Хворала я долго в монастыре одном. Женский монастырь. Ухаживала за мной одна девушка, полька… и к ней из монастыря другого, — около Арцер-Паланки, помню, — ходил брат, тоже монашек… Такой… как червяк, все извивался предо мной… И когда я выздоровела, то ушла с ним… в Польшу его.
— Погоди!.. А где маленький турок?
— Мальчик? Он умер, мальчик. От тоски по дому или от любви… но стал сохнуть он, так, как неокрепшее деревцо, которому слишком много перепало солнца… так и сох все… помню, лежит, весь уже прозрачный и голубоватый, как льдинка, а все еще в нем горит любовь… И все просит наклониться и поцеловать его… Я любила его и, помню, много целовала… Потом уж он совсем стал плох — не двигался почти. Лежит и так жалобно, как нищий милостыни, просит меня лечь с ним рядом и греть его. Я ложилась. Ляжешь с ним… он сразу загорится весь. Однажды я проснулась, а он уж холодный… мертвый… Я плакала над ним. Кто скажет? Может, ведь это я и убила его. Вдвое старше его я была тогда уж. И была такая сильная, сочная… а он — что же?.. Мальчик!..
Она вздохнула и — первый раз я видел это у нее — перекрестилась трижды, шепча что-то сухими губами.
— Ну, отправилась ты в Польшу…— подсказал я ей.

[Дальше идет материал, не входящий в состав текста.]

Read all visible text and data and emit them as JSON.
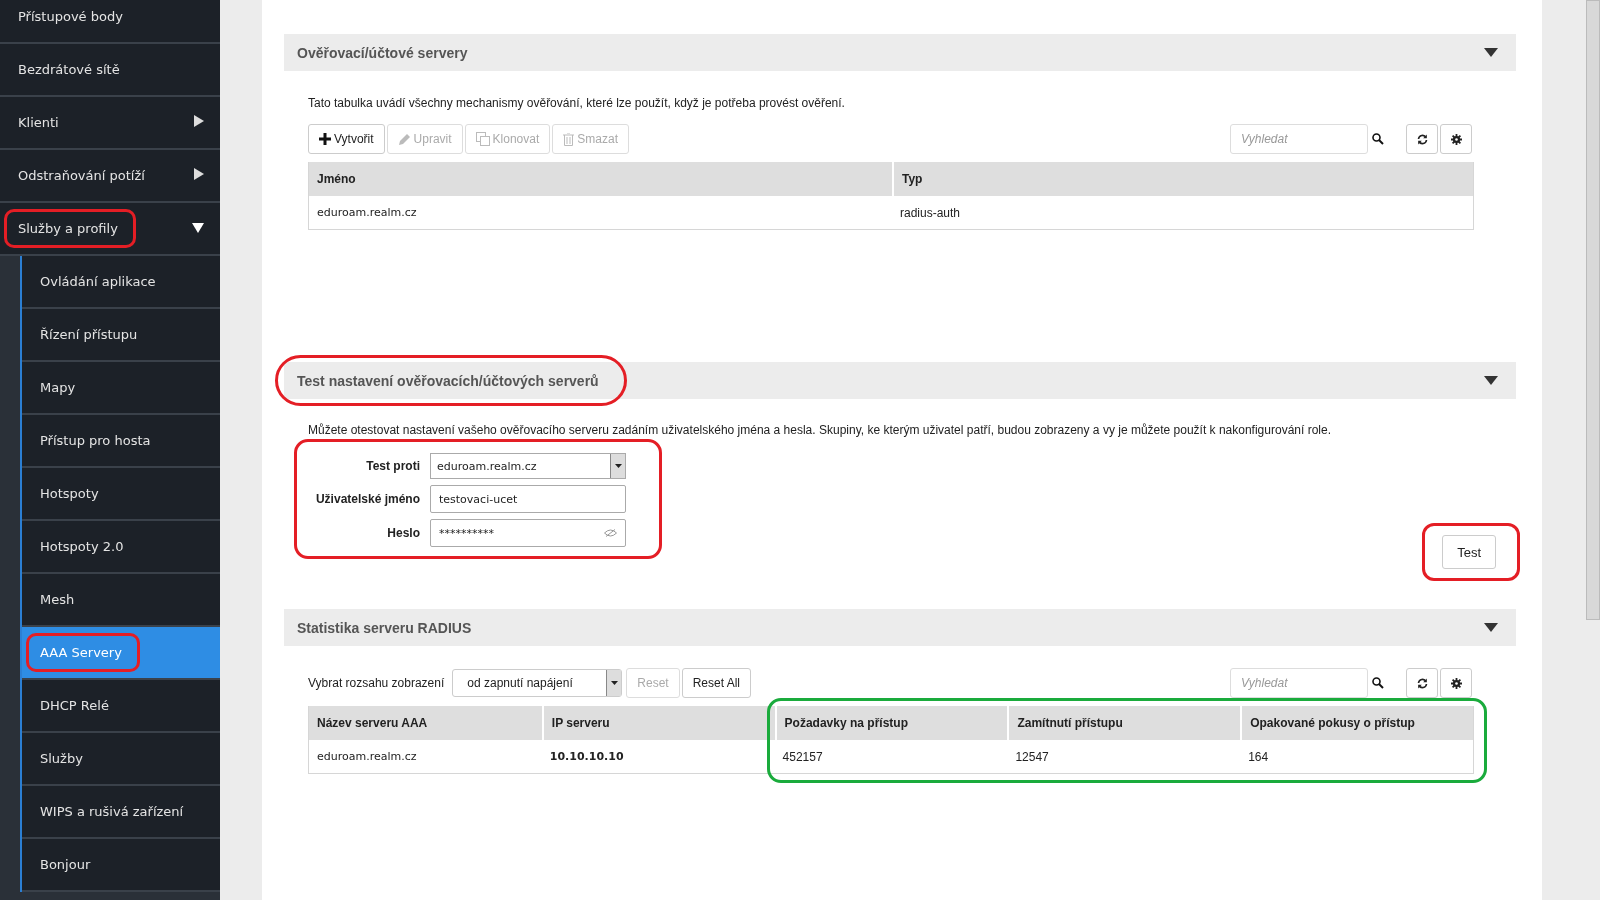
{
  "sidebar": {
    "items": [
      {
        "label": "Přístupové body",
        "circled": false
      },
      {
        "label": "Bezdrátové sítě",
        "circled": false
      },
      {
        "label": "Klienti",
        "expanded": false,
        "circled": false
      },
      {
        "label": "Odstraňování potíží",
        "expanded": false,
        "circled": false
      },
      {
        "label": "Služby a profily",
        "expanded": true,
        "circled": true,
        "children": [
          {
            "label": "Ovládání aplikace",
            "selected": false,
            "circled": false
          },
          {
            "label": "Řízení přístupu",
            "selected": false,
            "circled": false
          },
          {
            "label": "Mapy",
            "selected": false,
            "circled": false
          },
          {
            "label": "Přístup pro hosta",
            "selected": false,
            "circled": false
          },
          {
            "label": "Hotspoty",
            "selected": false,
            "circled": false
          },
          {
            "label": "Hotspoty 2.0",
            "selected": false,
            "circled": false
          },
          {
            "label": "Mesh",
            "selected": false,
            "circled": false
          },
          {
            "label": "AAA Servery",
            "selected": true,
            "circled": true
          },
          {
            "label": "DHCP Relé",
            "selected": false,
            "circled": false
          },
          {
            "label": "Služby",
            "selected": false,
            "circled": false
          },
          {
            "label": "WIPS a rušivá zařízení",
            "selected": false,
            "circled": false
          },
          {
            "label": "Bonjour",
            "selected": false,
            "circled": false
          }
        ]
      }
    ]
  },
  "servers_section": {
    "title": "Ověřovací/účtové servery",
    "expanded": true,
    "description": "Tato tabulka uvádí všechny mechanismy ověřování, které lze použít, když je potřeba provést ověření.",
    "buttons": [
      {
        "label": "Vytvořit",
        "kind": "plus",
        "disabled": false
      },
      {
        "label": "Upravit",
        "kind": "pencil",
        "disabled": true
      },
      {
        "label": "Klonovat",
        "kind": "copy",
        "disabled": true
      },
      {
        "label": "Smazat",
        "kind": "trash",
        "disabled": true
      }
    ],
    "search": {
      "placeholder": "Vyhledat"
    },
    "table": {
      "columns": [
        "Jméno",
        "Typ"
      ],
      "rows": [
        [
          "eduroam.realm.cz",
          "radius-auth"
        ]
      ]
    }
  },
  "test_section": {
    "title": "Test nastavení ověřovacích/účtových serverů",
    "expanded": true,
    "circled": true,
    "description": "Můžete otestovat nastavení vašeho ověřovacího serveru zadáním uživatelského jména a hesla. Skupiny, ke kterým uživatel patří, budou zobrazeny a vy je můžete použít k nakonfigurování role.",
    "form_circled": true,
    "fields": [
      {
        "label": "Test proti",
        "kind": "select",
        "value": "eduroam.realm.cz"
      },
      {
        "label": "Uživatelské jméno",
        "kind": "text",
        "value": "testovaci-ucet"
      },
      {
        "label": "Heslo",
        "kind": "password",
        "value": "**********"
      }
    ],
    "test_button": {
      "label": "Test",
      "circled": true
    }
  },
  "radius_section": {
    "title": "Statistika serveru RADIUS",
    "expanded": true,
    "range_label": "Vybrat rozsahu zobrazení",
    "range_value": "od zapnutí napájení",
    "buttons": [
      {
        "label": "Reset",
        "disabled": true
      },
      {
        "label": "Reset All",
        "disabled": false
      }
    ],
    "search": {
      "placeholder": "Vyhledat"
    },
    "table": {
      "columns": [
        {
          "label": "Název serveru AAA",
          "circled": false
        },
        {
          "label": "IP serveru",
          "circled": false
        },
        {
          "label": "Požadavky na přístup",
          "circled": true
        },
        {
          "label": "Zamítnutí přístupu",
          "circled": true
        },
        {
          "label": "Opakované pokusy o přístup",
          "circled": true
        }
      ],
      "rows": [
        [
          "eduroam.realm.cz",
          "10.10.10.10",
          "452157",
          "12547",
          "164"
        ]
      ]
    }
  }
}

— Да… с тем, маленьким полячком. Он был смешной и подлый. Когда ему нужна была женщина, он ластился ко мне котом и с его языка горячий мед тек, а когда он меня не хотел, то щелкал меня словами, как кнутом. Раз как-то шли мы по берегу реки, и вот он сказал мне гордое, обидное слово. О! О!.. Я рассердилась! Я закипела, как смола! Я взяла его на руки и, как ребенка, — он был маленький, — подняла вверх, сдавив ему бока так, что он посинел весь. И вот я размахнулась и бросила его с берега в реку. Он кричал. Смешно так кричал. Я смотрела на него сверху, а он барахтался там, в воде. Я ушла тогда. И больше не встречалась с ним. Я была счастлива на это: никогда не встречалась после с теми, которых когда-то любила. Это нехорошие встречи, все равно как бы с покойниками.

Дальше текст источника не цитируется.